If you can get through the late-forties, with all its changes and struggles, the 50s and beyond are for many the best years of their lives. Old enough to know better and young enough to enjoy life’s many pleasures, new research has found that once adults make it through the mid-life happiness dip, it’s generally uphill from there.
According to a recent National Post report, a new study by Professor of Economics at Dartmouth College, David Blanchflower, finds that unhappiness can be tracked on a u-shaped age curve. And using data from nearly 10 million people across Europe and the United States, 47.2 is pinpointed as the average age people in the developed world report having the least happiness.
Unhappiness is measured by Blanchflower as having feelings of despair, anxiety, loneliness, sadness, strain, depression and bad nerves. Phobias and panic, downheartedness, restless sleep, a loss of confidence, tension, a feeling of worthlessness or feeling left out are also symptomatic of unhappiness for the purposes of this study. Adjusting for education, marital and workplace status, in both poor and rich countries the unhappiness dip was only different by a year; 48.2 in developing countries. And despite life expectancy, around age 47 or 48, adults feel the least happy and struggle with loneliness, isolation and lack of community. Poor job satisfaction and lower wages compared with a decade ago, fewer marriages and less religious affiliations are also contributing factors in the mid-life unhappiness crisis.
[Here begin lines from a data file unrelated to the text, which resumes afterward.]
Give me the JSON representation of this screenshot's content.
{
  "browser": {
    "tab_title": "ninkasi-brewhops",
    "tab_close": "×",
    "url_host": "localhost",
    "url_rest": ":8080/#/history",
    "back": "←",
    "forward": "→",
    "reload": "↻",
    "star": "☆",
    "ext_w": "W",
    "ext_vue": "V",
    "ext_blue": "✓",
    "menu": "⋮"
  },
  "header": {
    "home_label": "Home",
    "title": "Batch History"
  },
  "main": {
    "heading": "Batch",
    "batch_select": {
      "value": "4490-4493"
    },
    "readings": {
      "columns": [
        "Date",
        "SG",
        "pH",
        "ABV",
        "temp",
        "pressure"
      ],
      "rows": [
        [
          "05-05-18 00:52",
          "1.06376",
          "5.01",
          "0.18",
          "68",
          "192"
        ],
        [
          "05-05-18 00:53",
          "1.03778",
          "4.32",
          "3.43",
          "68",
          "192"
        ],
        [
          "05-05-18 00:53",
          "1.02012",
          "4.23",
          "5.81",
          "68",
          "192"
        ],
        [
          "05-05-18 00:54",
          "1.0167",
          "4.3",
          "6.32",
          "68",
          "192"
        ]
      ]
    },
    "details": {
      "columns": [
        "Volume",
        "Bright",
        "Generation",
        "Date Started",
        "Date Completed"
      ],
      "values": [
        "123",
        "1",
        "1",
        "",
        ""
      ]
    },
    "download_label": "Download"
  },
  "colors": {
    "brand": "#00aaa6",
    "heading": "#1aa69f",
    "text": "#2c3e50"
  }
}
The good news is that once adults have navigated the stress and strains of their late forties, the future holds greater self-confidence, stability, perspective and as a result, more happiness. The forties can be a tough decade for many adults wedged between the responsibilities of work, children, marriage and often the needs of aging parents. But, after making it through middle age, albeit with perhaps less hair or a few extra pounds, older adults report more life satisfaction. You know yourself, care less about what others think and can take a little more time to do things that improve well being; like staying socially connected with friends and family, getting regular exercise and eating a healthier diet.